Kekerasan Seksual Penyebab Utama Muslim Rohingya Tak Ingin Kembali ke Myanmar
NEW YORK, iNews.id - Kekerasan seksual oleh militer Myanmar terhadap Muslim Rohingya sama dengan kejahatan perang. Hal itu diungkap dalam laporan PBB, yang juga menyebut bahwa saat ini, tidak menguntungkan bagi para pengungsi untuk kembali ke negara itu.
"Tentara secara rutin dan sistematis melakukan pemerkosaan, pemerkosaan geng, dan kekerasan seksual lainnya serta tindakan kekerasan terhadap perempuan, anak perempuan, anak lelaki, laki-laki,dan waria yang secara terang-terangan melanggar hukum hak asasi manusia internasional," demikian pernyataan Misi Pencari Fakta PBB di Myanmar, seperti dilaporkan AFP, Jumat (23/8/2019).
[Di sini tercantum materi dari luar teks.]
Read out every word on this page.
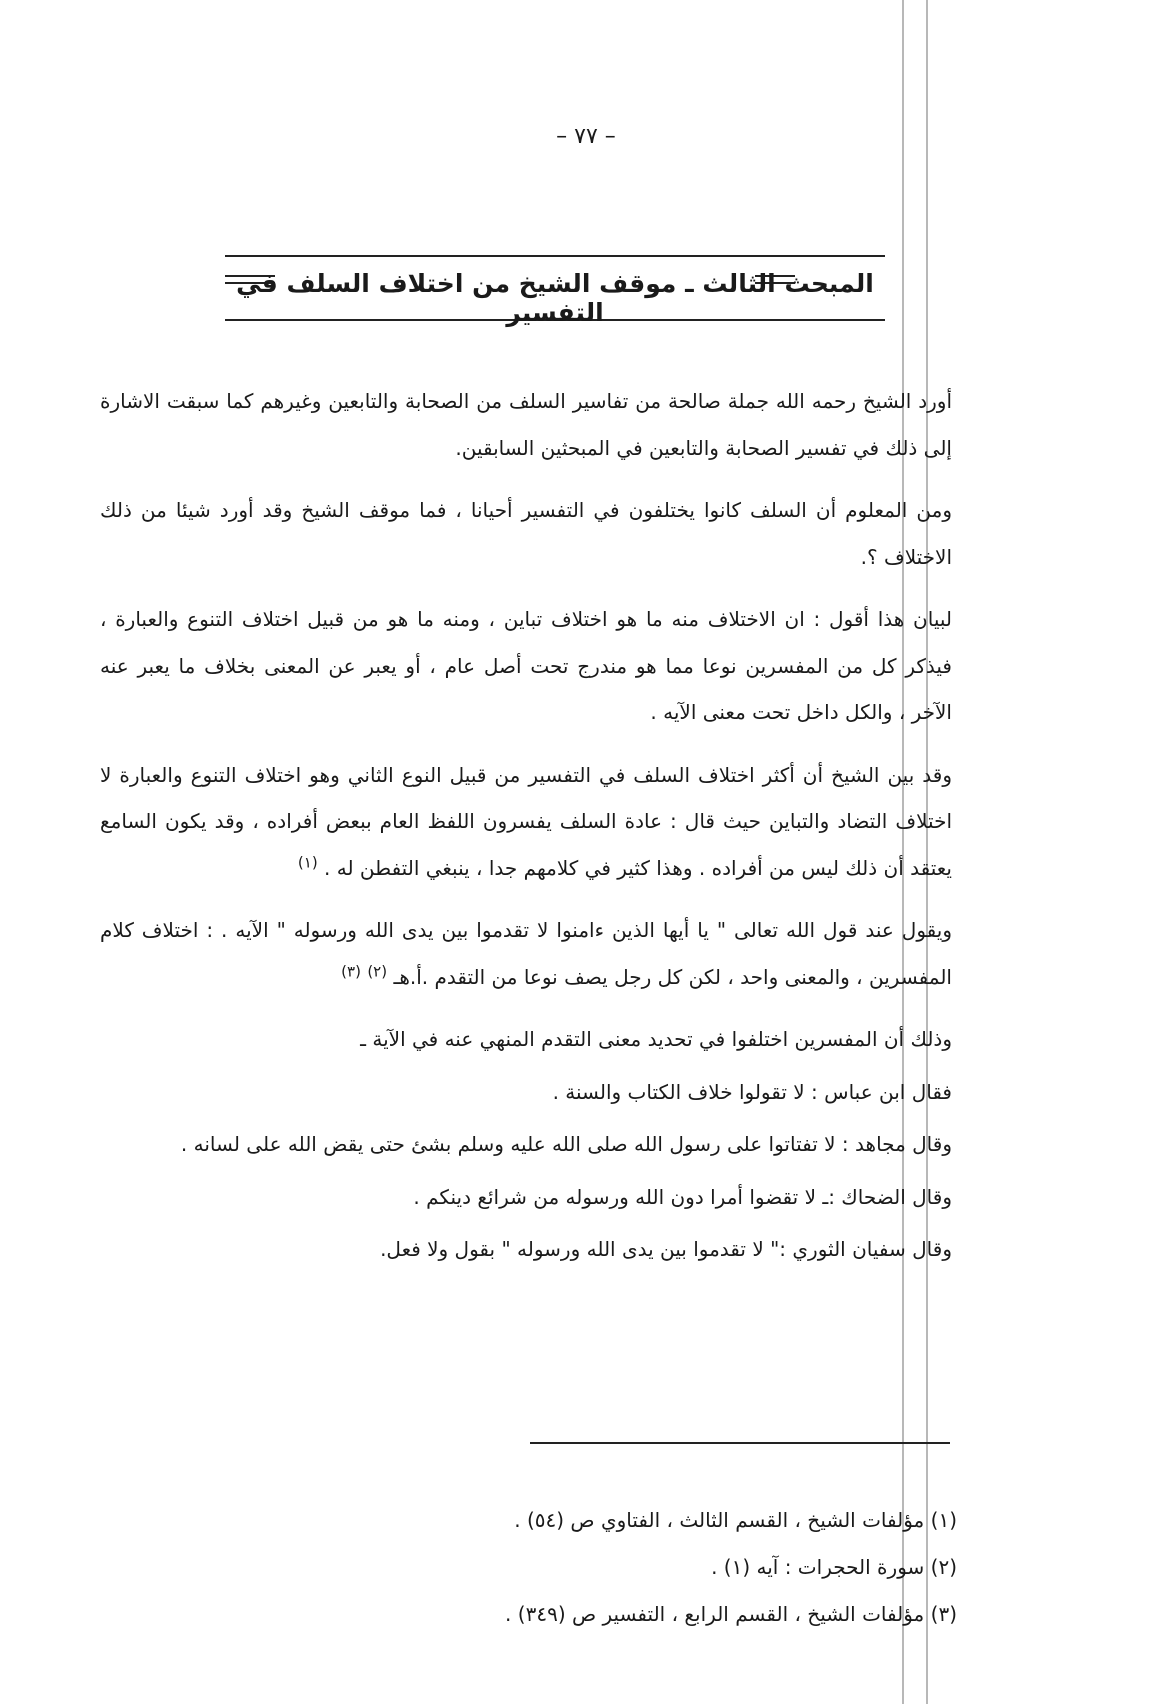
– ٧٧ –
المبحث الثالث ـ موقف الشيخ من اختلاف السلف في التفسير

أورد الشيخ رحمه الله جملة صالحة من تفاسير السلف من الصحابة والتابعين وغيرهم كما سبقت الاشارة إلى ذلك في تفسير الصحابة والتابعين في المبحثين السابقين.

ومن المعلوم أن السلف كانوا يختلفون في التفسير أحيانا ، فما موقف الشيخ وقد أورد شيئا من ذلك الاختلاف ؟.

لبيان هذا أقول : ان الاختلاف منه ما هو اختلاف تباين ، ومنه ما هو من قبيل اختلاف التنوع والعبارة ، فيذكر كل من المفسرين نوعا مما هو مندرج تحت أصل عام ، أو يعبر عن المعنى بخلاف ما يعبر عنه الآخر ، والكل داخل تحت معنى الآيه .

وقد بين الشيخ أن أكثر اختلاف السلف في التفسير من قبيل النوع الثاني وهو اختلاف التنوع والعبارة لا اختلاف التضاد والتباين حيث قال : عادة السلف يفسرون اللفظ العام ببعض أفراده ، وقد يكون السامع يعتقد أن ذلك ليس من أفراده . وهذا كثير في كلامهم جدا ، ينبغي التفطن له . $^{(١)}$

ويقول عند قول الله تعالى " يا أيها الذين ءامنوا لا تقدموا بين يدى الله ورسوله " الآيه . : اختلاف كلام المفسرين ، والمعنى واحد ، لكن كل رجل يصف نوعا من التقدم .أ.هـ $^{(٢)}$ $^{(٣)}$

وذلك أن المفسرين اختلفوا في تحديد معنى التقدم المنهي عنه في الآية ـ

فقال ابن عباس : لا تقولوا خلاف الكتاب والسنة .

وقال مجاهد : لا تفتاتوا على رسول الله صلى الله عليه وسلم بشئ حتى يقض الله على لسانه .

وقال الضحاك :ـ لا تقضوا أمرا دون الله ورسوله من شرائع دينكم .

وقال سفيان الثوري :" لا تقدموا بين يدى الله ورسوله " بقول ولا فعل.

(١) مؤلفات الشيخ ، القسم الثالث ، الفتاوي ص (٥٤) .
(٢) سورة الحجرات : آيه (١) .
(٣) مؤلفات الشيخ ، القسم الرابع ، التفسير ص (٣٤٩) .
"Militer harus berhenti menggunakan kekerasan berbasis seksual dan gender untuk meneror dan menghukum etnis minoritas."
"Banyak dari tindakan ini merupakan kejahatan menurut hukum internasional, termasuk kejahatan perang, kejahatan terhadap kemanusiaan, dan tindakan genosida," lanjut pernyataan misi itu.
Lebih dari 700.000 Rohingya melarikan diri ke negara tetangga Bangladesh sejak militer Myanmar melancarkan pembantaian terhadap kelompok minoritas itu pada Agustus 2017.
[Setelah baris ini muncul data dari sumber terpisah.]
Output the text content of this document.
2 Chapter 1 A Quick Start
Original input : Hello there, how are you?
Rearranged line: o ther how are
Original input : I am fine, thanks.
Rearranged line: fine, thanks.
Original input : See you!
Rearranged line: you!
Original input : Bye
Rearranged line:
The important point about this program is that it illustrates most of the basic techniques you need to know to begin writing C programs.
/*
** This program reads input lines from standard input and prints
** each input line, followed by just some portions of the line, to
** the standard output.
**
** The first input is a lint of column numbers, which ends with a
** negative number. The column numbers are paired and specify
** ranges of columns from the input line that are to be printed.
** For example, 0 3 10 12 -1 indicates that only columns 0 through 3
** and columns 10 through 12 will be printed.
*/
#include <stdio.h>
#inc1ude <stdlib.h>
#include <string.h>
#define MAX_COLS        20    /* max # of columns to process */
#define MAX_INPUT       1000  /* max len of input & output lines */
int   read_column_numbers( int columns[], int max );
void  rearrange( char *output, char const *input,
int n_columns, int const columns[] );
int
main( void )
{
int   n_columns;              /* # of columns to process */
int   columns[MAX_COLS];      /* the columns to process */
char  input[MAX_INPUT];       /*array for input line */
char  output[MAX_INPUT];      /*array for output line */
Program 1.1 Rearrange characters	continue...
Dorongan baru untuk memulangkan beberapa pengungsi gagal pada Kamis (22/8/2019), setelah tidak ada satu pun warga yang muncul untuk melakukan perjalanan pulang dengan lima bus dan 10 truk yang sudah disiapkan di Bangladesh.
Mereka menolak kembali tanpa adanya jaminan akan keselamatan mereka dan janji bahwa mereka akhirnya akan diberikan kewarganegaraan oleh Myanmar.
Dalam pidatonya di New York, Radhika Coomaraswamy, yang ambil bagian dalam Misi Pencari Fakta PBB, menyebut "kondisinya tidak menguntungkan" untuk pemulangan kaum Rohingya dengan aman.
"Orang-orang tidak akan kembali ke desa mereka," katanya.
Misi itu mewawancarai ratusan orang yang selamat dari pembantaian dan saksi pelecehan seksual di Kachin dan Negara Bagian Shan di utara, dan di negara bagian Rakhine di Myanmar barat.
Mereka akan menyampaikan laporan terakhirnya kepada Dewan HAM PBB bulan depan.